Centers
One of the uncertainties in understanding the lensing results for the MaxBCG cluster sample is the center of mass. We know that some of the time our chosen center, the location of the brightest cluster galaxy, is not at the mass peak or the center of mass. On the other hand, the theoretical predictions for dark matter mass profiles are predicted around the mass peak.

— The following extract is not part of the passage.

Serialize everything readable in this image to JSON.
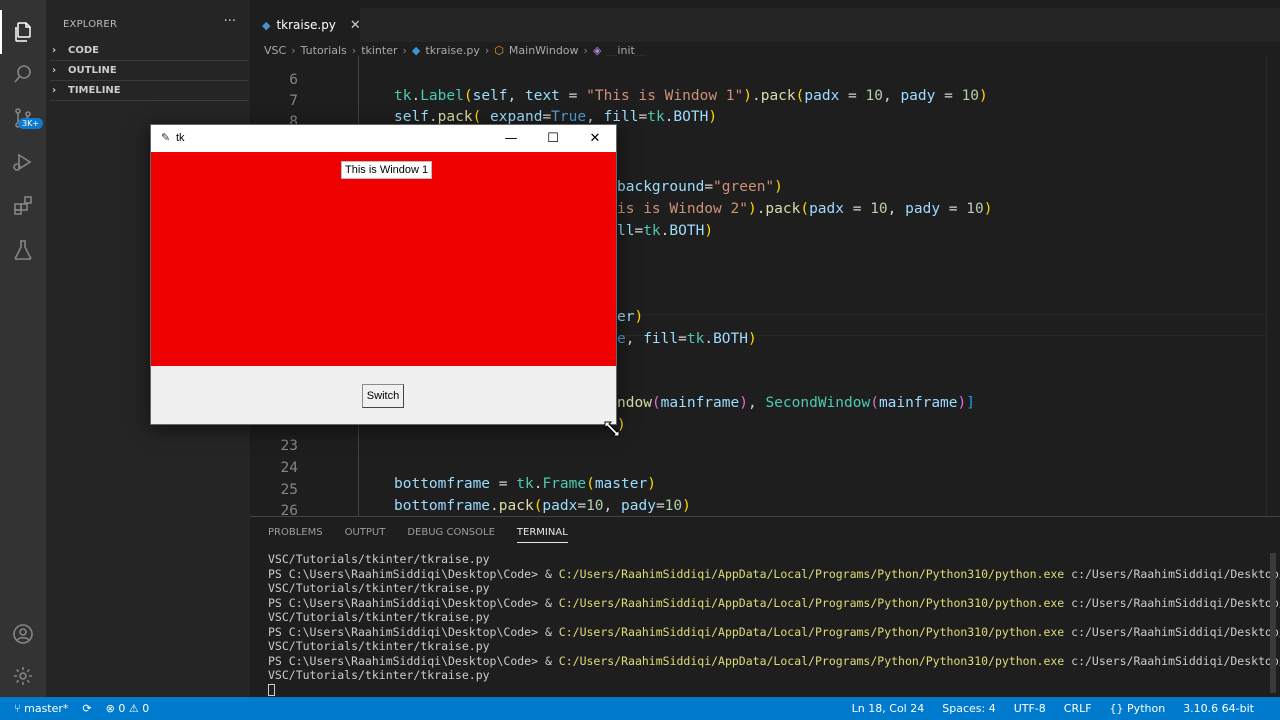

We have put together two alternative centers, both based on finding a peak in smoothed density maps. One is in the number density and the other is in the luminosity weighted number density. It looks like we can flag bad centers when neither of these new centers agrees with the BCG location. Evidence comes from the X--ray concentration and also from lensing. I compared the mass profiles for "good" and "bad" centers at fixed cluster luminosity and found significant differences in the profiles. We still haven't figured out what is the best center, but we can now flag bad ones with some level of confidence.
Mass Scatter
The variance in the mass measurements we get from lensing are the convolution of many different sources of scatter. There is the scatter in mass at fixed richness, which is what we are interested in. But on top of this is the scatter from measurement noise sigma_err and the intrinsic variance among galaxy shapes for the background sources sigma_SN. These two sources of scatter are well known. But even on top of that is the variance from unknown sources of systematic error. We can guess at what these are, such as variance in the signal calibration as a function of observing conditions.
I looked at the inferred scatter sigma_tot^2 - sigma_err^2 - sigma_SN^2. I found that the residual scatter is much larger than the expected sigma_m^2 based on other measurements, such as X--ray properties and velocity measurements.
Next I want to figure out how to estimate other sources of variance. The goal is to design a measurement that does not also include the variance in mass of the lenses.